The problem with domain events in OOP is that the typical implementation is complex and relies on side-effects. Event observations are typically declared in the composition root and thus, it is not immediately obvious from the perspective of the producer which observers will be invoked. In FP, a domain event is simply a value returned by a function in an aggregate. Observers can be explicitly registered as filters.
Furthermore, FRP can handle domain events very effectively. On the other hand, returning domain events from aggregate methods in OOP is prohibitive due to the lack of union types and pattern matching.
In imperative OOP code, intent leaks through side-effects and focuses on the how rather than the what. Always having to bind behavior to the data structure can also be problematic.
As FP is more declarative, function names and interfaces tend to be more focused on intent rather than the the underlying mechanics. In addition, the interfaces of side-effect-free functions are by nature more revealing because behavior is made explicit through the return value. As a result, in addition to the purely linguistic benefit of naming with intent, intent is also encoded by the type system. This is not to say that expressing intent is effortless in FP—only that it is better supported by the FP paradigm.
Side-effects are in direct opposition to encapsulation, yet all too often they are the most useful tools.
Unlike imperative programming, FP avoids side-effects. This pattern is yet another example of how a well-crafted object-oriented design converges upon a functional style.
Like many patterns rooted in imperative object-oriented design, assertions claim to use implicit side-effects.
As with intention-revealing interfaces, assertions in FP languages are automatically encoded in the return type of a function in addition to the function name.
Conceptual contours emerge when domain knowledge is spread throughout the code to a sufficient degree. In OOP, this can be achieved by carefully following the principles of DDD.
In FP, conceptual contours emerge more readily, once again due to the declarative and side-effect-free nature of the paradigm. Specifically, clients of the domain model can rely on cohesive functionality attained with composition and yet still have access to constituents without breaking encapsulation.
Closure of operations illustrates yet another example of coercing composition and structure upon object-oriented designs.

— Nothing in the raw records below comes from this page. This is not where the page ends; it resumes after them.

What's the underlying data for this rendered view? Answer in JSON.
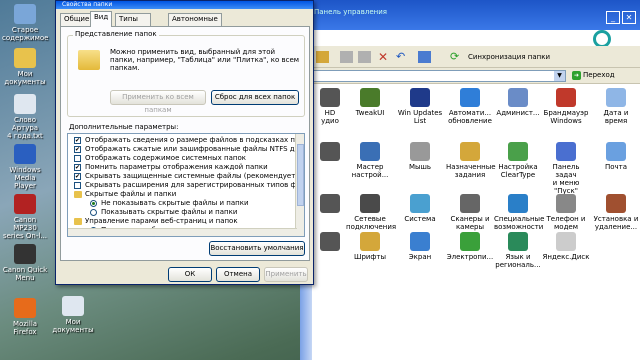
{
  "desktop": {
    "icons": [
      {
        "label": "Старое\nсодержимое",
        "color": "#7aa6d8"
      },
      {
        "label": "Мои\nдокументы",
        "color": "#e8c24c"
      },
      {
        "label": "Слово Артура\n4 года.txt",
        "color": "#dfe7f0"
      },
      {
        "label": "Windows Media\nPlayer",
        "color": "#2a5fc0"
      },
      {
        "label": "Canon MP230\nseries On-l...",
        "color": "#b22222"
      },
      {
        "label": "Canon Quick\nMenu",
        "color": "#333333"
      },
      {
        "label": "Mozilla Firefox",
        "color": "#e76b1b"
      },
      {
        "label": "Мои\nдокументы",
        "color": "#dfe7f0"
      }
    ]
  },
  "control_panel": {
    "title": "Панель управления",
    "toolbar": {
      "sync_label": "Синхронизация папки"
    },
    "address": {
      "go_label": "Переход"
    },
    "items": [
      {
        "label": "HD\nудио",
        "color": "#555555"
      },
      {
        "label": "TweakUI",
        "color": "#4a7b2a"
      },
      {
        "label": "Win Updates\nList",
        "color": "#1f3a8a"
      },
      {
        "label": "Автомати...\nобновление",
        "color": "#2f7ed8"
      },
      {
        "label": "Админист...",
        "color": "#6a8cc7"
      },
      {
        "label": "Брандмауэр\nWindows",
        "color": "#c0392b"
      },
      {
        "label": "Дата и время",
        "color": "#8fb6e6"
      },
      {
        "label": "",
        "color": "#555555"
      },
      {
        "label": "Мастер\nнастрой...",
        "color": "#3a6fb5"
      },
      {
        "label": "Мышь",
        "color": "#999999"
      },
      {
        "label": "Назначенные\nзадания",
        "color": "#d4a73a"
      },
      {
        "label": "Настройка\nClearType",
        "color": "#4aa04a"
      },
      {
        "label": "Панель задач\nи меню \"Пуск\"",
        "color": "#4a6fd0"
      },
      {
        "label": "Почта",
        "color": "#6aa0e0"
      },
      {
        "label": "",
        "color": "#555555"
      },
      {
        "label": "Сетевые\nподключения",
        "color": "#4a4a4a"
      },
      {
        "label": "Система",
        "color": "#4aa0d0"
      },
      {
        "label": "Сканеры и\nкамеры",
        "color": "#666666"
      },
      {
        "label": "Специальные\nвозможности",
        "color": "#2a7fc8"
      },
      {
        "label": "Телефон и\nмодем",
        "color": "#888888"
      },
      {
        "label": "Установка и\nудаление...",
        "color": "#a05030"
      },
      {
        "label": "",
        "color": "#555555"
      },
      {
        "label": "Шрифты",
        "color": "#d4a73a"
      },
      {
        "label": "Экран",
        "color": "#3a7fd0"
      },
      {
        "label": "Электропи...",
        "color": "#3aa03a"
      },
      {
        "label": "Язык и\nрегиональ...",
        "color": "#2a8a5a"
      },
      {
        "label": "Яндекс.Диск",
        "color": "#cccccc"
      }
    ]
  },
  "dialog": {
    "title": "Свойства папки",
    "tabs": [
      "Общие",
      "Вид",
      "Типы файлов",
      "Автономные файлы"
    ],
    "group_title": "Представление папок",
    "group_desc": "Можно применить вид, выбранный для этой папки, например, \"Таблица\" или \"Плитка\", ко всем папкам.",
    "apply_all_label": "Применить ко всем папкам",
    "reset_all_label": "Сброс для всех папок",
    "advanced_label": "Дополнительные параметры:",
    "advanced_items": [
      {
        "type": "checkbox",
        "checked": true,
        "indent": 1,
        "text": "Отображать сведения о размере файлов в подсказках па"
      },
      {
        "type": "checkbox",
        "checked": true,
        "indent": 1,
        "text": "Отображать сжатые или зашифрованные файлы NTFS др"
      },
      {
        "type": "checkbox",
        "checked": false,
        "indent": 1,
        "text": "Отображать содержимое системных папок"
      },
      {
        "type": "checkbox",
        "checked": true,
        "indent": 1,
        "text": "Помнить параметры отображения каждой папки"
      },
      {
        "type": "checkbox",
        "checked": true,
        "indent": 1,
        "text": "Скрывать защищенные системные файлы (рекомендуетс"
      },
      {
        "type": "checkbox",
        "checked": false,
        "indent": 1,
        "text": "Скрывать расширения для зарегистрированных типов фа"
      },
      {
        "type": "folder",
        "indent": 1,
        "text": "Скрытые файлы и папки"
      },
      {
        "type": "radio",
        "checked": true,
        "indent": 2,
        "text": "Не показывать скрытые файлы и папки"
      },
      {
        "type": "radio",
        "checked": false,
        "indent": 2,
        "text": "Показывать скрытые файлы и папки"
      },
      {
        "type": "folder",
        "indent": 1,
        "text": "Управление парами веб-страниц и папок"
      },
      {
        "type": "radio",
        "checked": false,
        "indent": 2,
        "text": "Показывать оба компонента, управлять как одним фа"
      }
    ],
    "restore_label": "Восстановить умолчания",
    "ok_label": "ОК",
    "cancel_label": "Отмена",
    "apply_label": "Применить"
  }
}
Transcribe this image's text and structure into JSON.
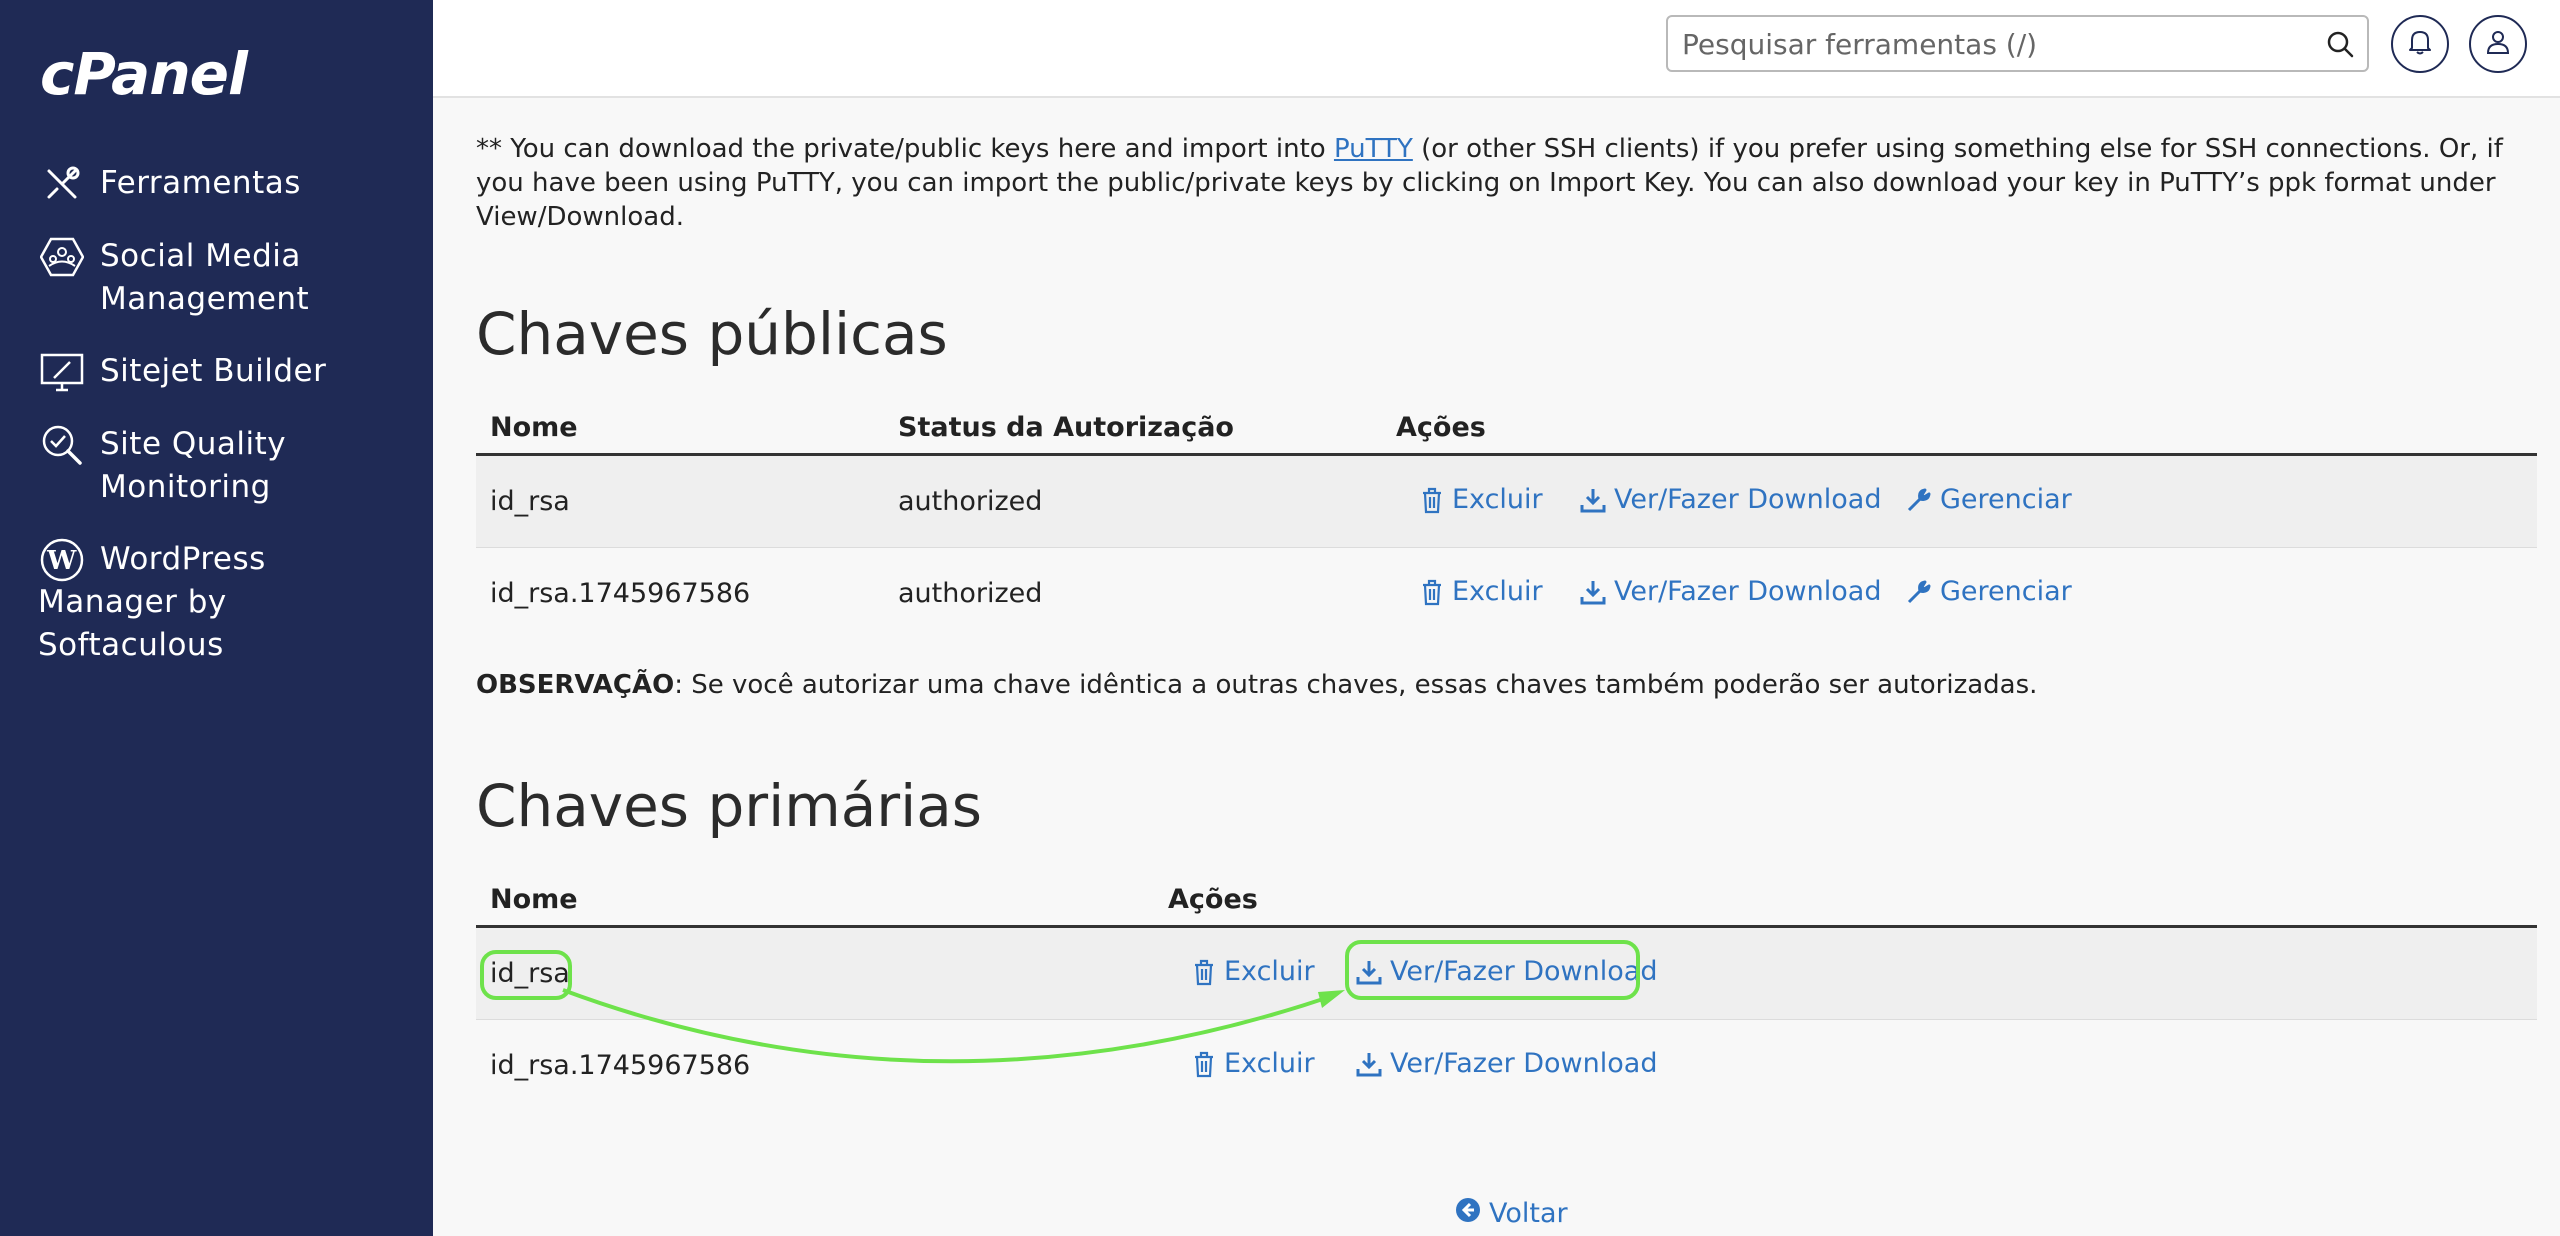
{
  "sidebar": {
    "logo": "cPanel",
    "items": [
      {
        "label": "Ferramentas",
        "icon": "tools-icon"
      },
      {
        "label": "Social Media\nManagement",
        "icon": "social-media-icon"
      },
      {
        "label": "Sitejet Builder",
        "icon": "sitejet-icon"
      },
      {
        "label": "Site Quality\nMonitoring",
        "icon": "site-quality-icon"
      },
      {
        "label": "WordPress\nManager by\nSoftaculous",
        "icon": "wordpress-icon"
      }
    ]
  },
  "topbar": {
    "search_placeholder": "Pesquisar ferramentas (/)",
    "search_value": ""
  },
  "intro": {
    "text_before_link": "** You can download the private/public keys here and import into ",
    "link_text": "PuTTY",
    "text_after_link": " (or other SSH clients) if you prefer using something else for SSH connections. Or, if you have been using PuTTY, you can import the public/private keys by clicking on Import Key. You can also download your key in PuTTY’s ppk format under View/Download."
  },
  "public_keys": {
    "title": "Chaves públicas",
    "headers": {
      "name": "Nome",
      "status": "Status da Autorização",
      "actions": "Ações"
    },
    "rows": [
      {
        "name": "id_rsa",
        "status": "authorized"
      },
      {
        "name": "id_rsa.1745967586",
        "status": "authorized"
      }
    ],
    "actions": {
      "delete": "Excluir",
      "download": "Ver/Fazer Download",
      "manage": "Gerenciar"
    }
  },
  "note": {
    "label": "OBSERVAÇÃO",
    "text": ": Se você autorizar uma chave idêntica a outras chaves, essas chaves também poderão ser autorizadas."
  },
  "private_keys": {
    "title": "Chaves primárias",
    "headers": {
      "name": "Nome",
      "actions": "Ações"
    },
    "rows": [
      {
        "name": "id_rsa"
      },
      {
        "name": "id_rsa.1745967586"
      }
    ],
    "actions": {
      "delete": "Excluir",
      "download": "Ver/Fazer Download"
    }
  },
  "back_link": "Voltar",
  "colors": {
    "sidebar_bg": "#1f2a55",
    "link": "#2f73c1",
    "annotation": "#6ee24b"
  }
}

Essentially, closure simplifies reasoning about a problem by restricting the domain of the discourse. The example of a functional implementation of a domain exhibits this characteristic at a fundamental level. The operation of applying a domain event is closed under the set of domain states. In terms of persistence, this naturally translates to event-sourcing but also supports persistence in a key-value store or ORM with no required modification.
The overall intent of the aforementioned patterns is to cultivate a declarative design. As witnessed, FP is inherently more declarative and therefore more accommodating in this regard. Through declarative design, we can distill distinguishing characteristics of the domain better and reduce or eliminate coupling to orthogonal concerns of infrastructure. Consequently, re-usability, testability, correctness, maintainability, and productivity are tremendously enhanced.